We grew so fond of this section of our Abana that we never explored the full length of the stream. It would be a lovely day's jaunt, we imagine, to set out from Darby (where Cobb's creek joins Darby Creek) and walk up the little river to its source at Daylesford. (The original Daylesford, by the way, is also made lovely by the only other stripling stream that competes with Darby in our heart. This is the delicious Evenlode, an upper twig of the Thames.) It would be about twenty miles, which is a just distance for a walker who likes to study the scenery as he goes. Through the greater part of the trail the stream trots through open farming country, with old mills here and there—paper mills, flour mills and our famous shrine of sawdust and cider.

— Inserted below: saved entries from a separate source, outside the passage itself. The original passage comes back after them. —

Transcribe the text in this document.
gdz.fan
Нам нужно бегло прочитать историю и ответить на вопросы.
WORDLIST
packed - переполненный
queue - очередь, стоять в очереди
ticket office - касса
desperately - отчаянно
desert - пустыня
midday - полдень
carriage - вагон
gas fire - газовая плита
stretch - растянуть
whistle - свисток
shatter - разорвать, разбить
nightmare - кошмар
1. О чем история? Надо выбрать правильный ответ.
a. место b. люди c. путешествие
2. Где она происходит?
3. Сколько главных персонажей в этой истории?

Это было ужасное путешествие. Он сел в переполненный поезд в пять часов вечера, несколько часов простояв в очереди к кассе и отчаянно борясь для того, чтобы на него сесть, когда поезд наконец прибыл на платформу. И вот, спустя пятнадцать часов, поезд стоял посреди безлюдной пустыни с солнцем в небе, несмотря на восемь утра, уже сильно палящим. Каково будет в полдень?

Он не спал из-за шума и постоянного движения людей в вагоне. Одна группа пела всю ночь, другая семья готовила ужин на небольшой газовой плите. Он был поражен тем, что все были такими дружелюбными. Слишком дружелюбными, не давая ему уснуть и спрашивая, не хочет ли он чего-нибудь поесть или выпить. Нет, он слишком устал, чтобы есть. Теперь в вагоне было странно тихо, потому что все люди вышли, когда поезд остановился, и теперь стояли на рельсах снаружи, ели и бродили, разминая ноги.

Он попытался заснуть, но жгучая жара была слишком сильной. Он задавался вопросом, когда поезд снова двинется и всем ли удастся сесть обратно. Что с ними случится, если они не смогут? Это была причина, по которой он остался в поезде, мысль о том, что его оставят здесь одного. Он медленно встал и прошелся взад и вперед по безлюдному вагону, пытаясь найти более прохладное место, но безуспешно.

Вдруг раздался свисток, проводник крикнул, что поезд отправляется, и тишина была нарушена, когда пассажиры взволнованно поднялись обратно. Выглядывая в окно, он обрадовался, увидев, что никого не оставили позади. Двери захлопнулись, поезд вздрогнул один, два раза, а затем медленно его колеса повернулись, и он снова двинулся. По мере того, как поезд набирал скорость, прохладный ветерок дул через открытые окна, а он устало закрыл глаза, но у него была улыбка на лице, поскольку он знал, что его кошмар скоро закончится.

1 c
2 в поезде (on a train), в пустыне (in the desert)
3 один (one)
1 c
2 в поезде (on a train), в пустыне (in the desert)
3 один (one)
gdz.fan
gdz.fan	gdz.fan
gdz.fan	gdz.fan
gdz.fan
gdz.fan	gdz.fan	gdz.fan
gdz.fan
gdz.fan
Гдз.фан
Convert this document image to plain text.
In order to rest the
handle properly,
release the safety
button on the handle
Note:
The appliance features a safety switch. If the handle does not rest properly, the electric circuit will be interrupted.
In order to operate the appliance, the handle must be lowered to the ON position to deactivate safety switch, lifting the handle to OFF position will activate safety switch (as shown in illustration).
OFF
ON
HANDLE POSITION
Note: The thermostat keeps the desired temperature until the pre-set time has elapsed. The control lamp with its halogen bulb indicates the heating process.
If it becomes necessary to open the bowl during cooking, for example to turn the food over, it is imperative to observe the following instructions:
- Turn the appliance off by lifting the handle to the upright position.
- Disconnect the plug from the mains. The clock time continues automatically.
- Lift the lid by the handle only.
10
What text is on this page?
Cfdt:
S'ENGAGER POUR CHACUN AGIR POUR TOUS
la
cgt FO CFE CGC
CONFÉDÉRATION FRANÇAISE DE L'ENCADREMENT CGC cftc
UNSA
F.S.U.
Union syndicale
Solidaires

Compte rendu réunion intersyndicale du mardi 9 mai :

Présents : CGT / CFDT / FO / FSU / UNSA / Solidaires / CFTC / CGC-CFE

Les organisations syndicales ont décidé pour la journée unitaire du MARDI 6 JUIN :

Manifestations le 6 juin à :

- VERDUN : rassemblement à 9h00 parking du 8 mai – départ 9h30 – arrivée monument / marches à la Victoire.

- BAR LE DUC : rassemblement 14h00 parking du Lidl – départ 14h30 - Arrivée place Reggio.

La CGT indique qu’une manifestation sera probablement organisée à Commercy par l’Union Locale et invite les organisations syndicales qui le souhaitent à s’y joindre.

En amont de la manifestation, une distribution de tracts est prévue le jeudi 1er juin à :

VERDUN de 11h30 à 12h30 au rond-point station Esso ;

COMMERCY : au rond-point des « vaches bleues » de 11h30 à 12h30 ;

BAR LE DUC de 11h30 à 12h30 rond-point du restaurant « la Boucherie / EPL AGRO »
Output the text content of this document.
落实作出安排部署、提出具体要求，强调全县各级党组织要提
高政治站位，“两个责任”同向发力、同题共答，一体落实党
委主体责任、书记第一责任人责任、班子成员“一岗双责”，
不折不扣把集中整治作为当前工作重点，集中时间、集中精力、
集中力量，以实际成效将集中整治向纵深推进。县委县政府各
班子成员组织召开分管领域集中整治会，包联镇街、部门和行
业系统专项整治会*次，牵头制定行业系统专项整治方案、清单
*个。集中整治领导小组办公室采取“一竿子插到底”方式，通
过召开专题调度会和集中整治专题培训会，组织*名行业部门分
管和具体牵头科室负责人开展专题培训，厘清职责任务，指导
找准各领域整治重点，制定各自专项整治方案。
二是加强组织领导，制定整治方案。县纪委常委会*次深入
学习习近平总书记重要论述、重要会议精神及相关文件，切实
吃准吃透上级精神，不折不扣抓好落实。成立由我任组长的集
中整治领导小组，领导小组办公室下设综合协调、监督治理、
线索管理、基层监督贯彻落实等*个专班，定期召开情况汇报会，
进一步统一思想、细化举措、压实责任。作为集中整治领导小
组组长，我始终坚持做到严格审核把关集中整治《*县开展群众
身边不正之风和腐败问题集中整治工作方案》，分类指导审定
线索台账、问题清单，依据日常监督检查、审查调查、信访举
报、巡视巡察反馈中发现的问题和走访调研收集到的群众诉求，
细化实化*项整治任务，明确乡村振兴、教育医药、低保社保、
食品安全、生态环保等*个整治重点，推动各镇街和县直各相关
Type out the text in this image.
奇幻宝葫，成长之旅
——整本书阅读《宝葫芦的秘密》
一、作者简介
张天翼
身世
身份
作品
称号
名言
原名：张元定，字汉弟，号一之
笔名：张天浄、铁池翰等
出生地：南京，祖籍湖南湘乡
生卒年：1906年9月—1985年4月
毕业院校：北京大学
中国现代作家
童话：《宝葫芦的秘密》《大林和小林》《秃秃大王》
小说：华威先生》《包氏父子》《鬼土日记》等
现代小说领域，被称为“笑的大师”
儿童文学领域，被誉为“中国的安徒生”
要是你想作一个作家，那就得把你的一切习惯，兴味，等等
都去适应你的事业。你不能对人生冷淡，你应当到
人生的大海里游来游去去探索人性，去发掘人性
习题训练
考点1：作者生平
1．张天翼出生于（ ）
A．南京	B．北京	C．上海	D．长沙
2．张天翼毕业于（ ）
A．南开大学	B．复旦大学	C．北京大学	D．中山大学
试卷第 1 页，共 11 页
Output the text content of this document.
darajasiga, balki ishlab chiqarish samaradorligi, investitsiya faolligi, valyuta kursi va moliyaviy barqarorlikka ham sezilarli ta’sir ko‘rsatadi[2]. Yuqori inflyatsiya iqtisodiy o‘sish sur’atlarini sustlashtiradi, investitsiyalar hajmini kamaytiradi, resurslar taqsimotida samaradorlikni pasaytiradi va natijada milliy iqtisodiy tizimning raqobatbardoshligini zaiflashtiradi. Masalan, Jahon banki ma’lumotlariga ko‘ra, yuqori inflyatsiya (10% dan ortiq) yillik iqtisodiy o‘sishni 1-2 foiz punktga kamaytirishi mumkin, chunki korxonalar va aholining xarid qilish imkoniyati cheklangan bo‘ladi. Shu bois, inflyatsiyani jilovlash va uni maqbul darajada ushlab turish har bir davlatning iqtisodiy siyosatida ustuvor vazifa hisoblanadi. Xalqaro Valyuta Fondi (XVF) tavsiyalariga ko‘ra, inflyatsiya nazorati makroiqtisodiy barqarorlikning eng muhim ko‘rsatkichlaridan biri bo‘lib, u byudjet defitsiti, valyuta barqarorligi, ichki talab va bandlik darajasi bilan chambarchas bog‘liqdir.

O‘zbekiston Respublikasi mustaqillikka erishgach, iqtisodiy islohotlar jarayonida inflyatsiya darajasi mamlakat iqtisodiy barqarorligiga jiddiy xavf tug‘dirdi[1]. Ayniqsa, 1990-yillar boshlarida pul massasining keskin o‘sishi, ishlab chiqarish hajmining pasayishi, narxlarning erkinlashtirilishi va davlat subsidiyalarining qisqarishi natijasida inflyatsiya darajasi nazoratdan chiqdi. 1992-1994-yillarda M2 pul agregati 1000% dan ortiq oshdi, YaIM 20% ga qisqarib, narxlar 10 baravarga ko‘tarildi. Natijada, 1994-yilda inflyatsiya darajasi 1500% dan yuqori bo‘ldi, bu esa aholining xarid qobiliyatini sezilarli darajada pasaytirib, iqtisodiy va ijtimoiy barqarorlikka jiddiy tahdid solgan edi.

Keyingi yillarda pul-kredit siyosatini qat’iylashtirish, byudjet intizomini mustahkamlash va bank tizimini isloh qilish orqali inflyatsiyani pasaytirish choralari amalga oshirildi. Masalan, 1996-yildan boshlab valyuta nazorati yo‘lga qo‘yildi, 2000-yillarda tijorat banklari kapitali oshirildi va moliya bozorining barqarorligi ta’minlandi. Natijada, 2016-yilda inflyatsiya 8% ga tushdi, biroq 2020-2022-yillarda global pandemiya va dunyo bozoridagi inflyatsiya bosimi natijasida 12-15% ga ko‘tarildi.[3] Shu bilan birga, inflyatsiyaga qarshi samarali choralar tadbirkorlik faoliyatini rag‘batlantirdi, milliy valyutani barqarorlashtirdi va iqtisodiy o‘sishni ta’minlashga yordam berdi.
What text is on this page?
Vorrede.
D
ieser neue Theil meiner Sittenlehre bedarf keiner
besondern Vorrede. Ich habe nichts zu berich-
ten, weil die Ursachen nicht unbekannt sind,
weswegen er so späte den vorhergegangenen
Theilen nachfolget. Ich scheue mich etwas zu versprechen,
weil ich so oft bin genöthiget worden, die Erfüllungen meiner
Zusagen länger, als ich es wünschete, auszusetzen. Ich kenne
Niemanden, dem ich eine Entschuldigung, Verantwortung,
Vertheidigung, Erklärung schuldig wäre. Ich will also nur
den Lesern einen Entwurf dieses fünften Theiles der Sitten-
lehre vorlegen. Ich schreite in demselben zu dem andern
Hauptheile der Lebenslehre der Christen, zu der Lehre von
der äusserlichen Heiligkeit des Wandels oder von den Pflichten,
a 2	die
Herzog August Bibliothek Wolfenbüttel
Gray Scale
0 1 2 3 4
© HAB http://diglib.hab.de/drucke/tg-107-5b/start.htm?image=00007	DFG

The lower waters, from Darby down to Tinicum Island and the mouth at Essington, would probably be less walkable. We suspect them of being marshy, though we speak only by the map. Mr. Browning, we remember, wrote a poem about a bishop who ordered his tomb at Saint Praxed's. We, if we had a chance to lay out any blue-prints of our final rolltop, would like to be the Colyumist who ordered his tomb by Darby creek, and not too far away from that cider mill. And let no one think that it is a stream of merely sentimental interest. Hog Island, as all will grant, is a place of national importance. And what is Hog Island, after all? Only the delta of Darby creek.